Many will, however, need a caregiver. Such caregiving most often is provided by family members and may require a few hours a week or month initially — and increase as the illness progresses.
The April Extension Knowledge At Noon program offers more information on the issues involved in family caregiving. Dr Gayle Doll of the Kansas State University Center on Aging will speak on "Caring for Aging Parents" from 12:05 to 12:55 p.m. Thursday at the Finney County Public Library. There is no charge for this program from the Finney County Extension Office, and pre-registration is not necessary. Bring a lunch if you wish; coffee and iced tea will be provided.

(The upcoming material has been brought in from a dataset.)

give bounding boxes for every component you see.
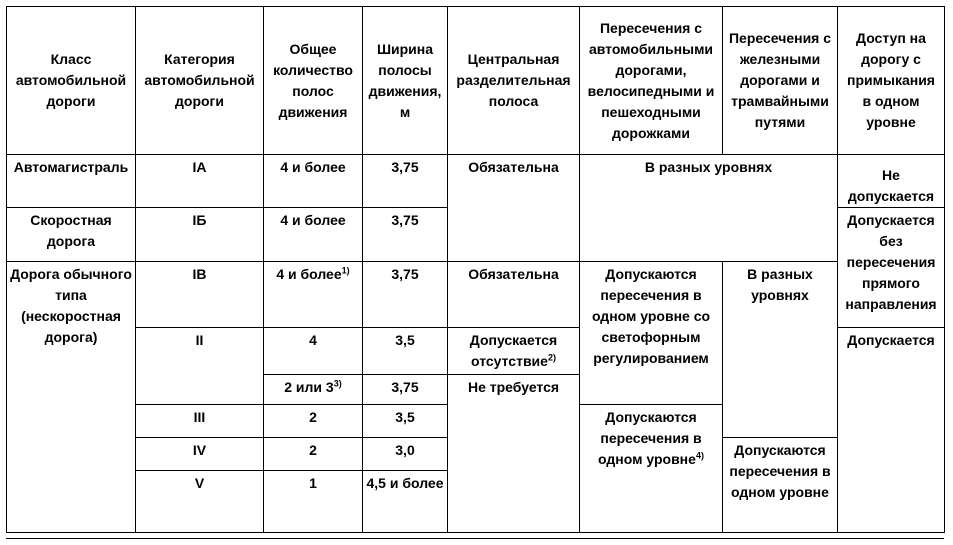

Doll says providing care and support for aging relatives often starts slowly — running errands and helping to shop or manage legal and financial affairs. It often escalates into more complex or more intimate tasks as the health of the elder declines.
The National Family Caregivers Association reports that in Kansas, caregivers provide about 286 million hours of care annually, which translates into an equivalent economic value of $2.8 billion. That figure, however, does not include the personal cost to the caregiver.
Family caregivers, about 60 percent of whom are women, often have to take time off from work. In some cases, they may have to quit their job. The cost of the lost wages, benefits and potential retirement savings add up. One study states that a caregiver can lose more than $650,000 in wages, Social Security benefits and pensions during the course of a family caregiving "career."
Caregiving also adds stress for the caregiver and his or her family. About 40 percent of the women who serve as caregivers still are raising their own children.
Caregiving experiences are just as unique as the people involved. While some people may readily identify themselves as family caregivers, others are more reluctant and uncertain how to take on such a challenging task. The Extension Knowledge at Noon program will provide helpful information on family caregiving and caring for aging parents.
Rosalyn Carter said it best: "There are only four kinds of people in the world — those who have been caregivers, those who are currently caregivers, those who will be caregivers and those who will need caregivers."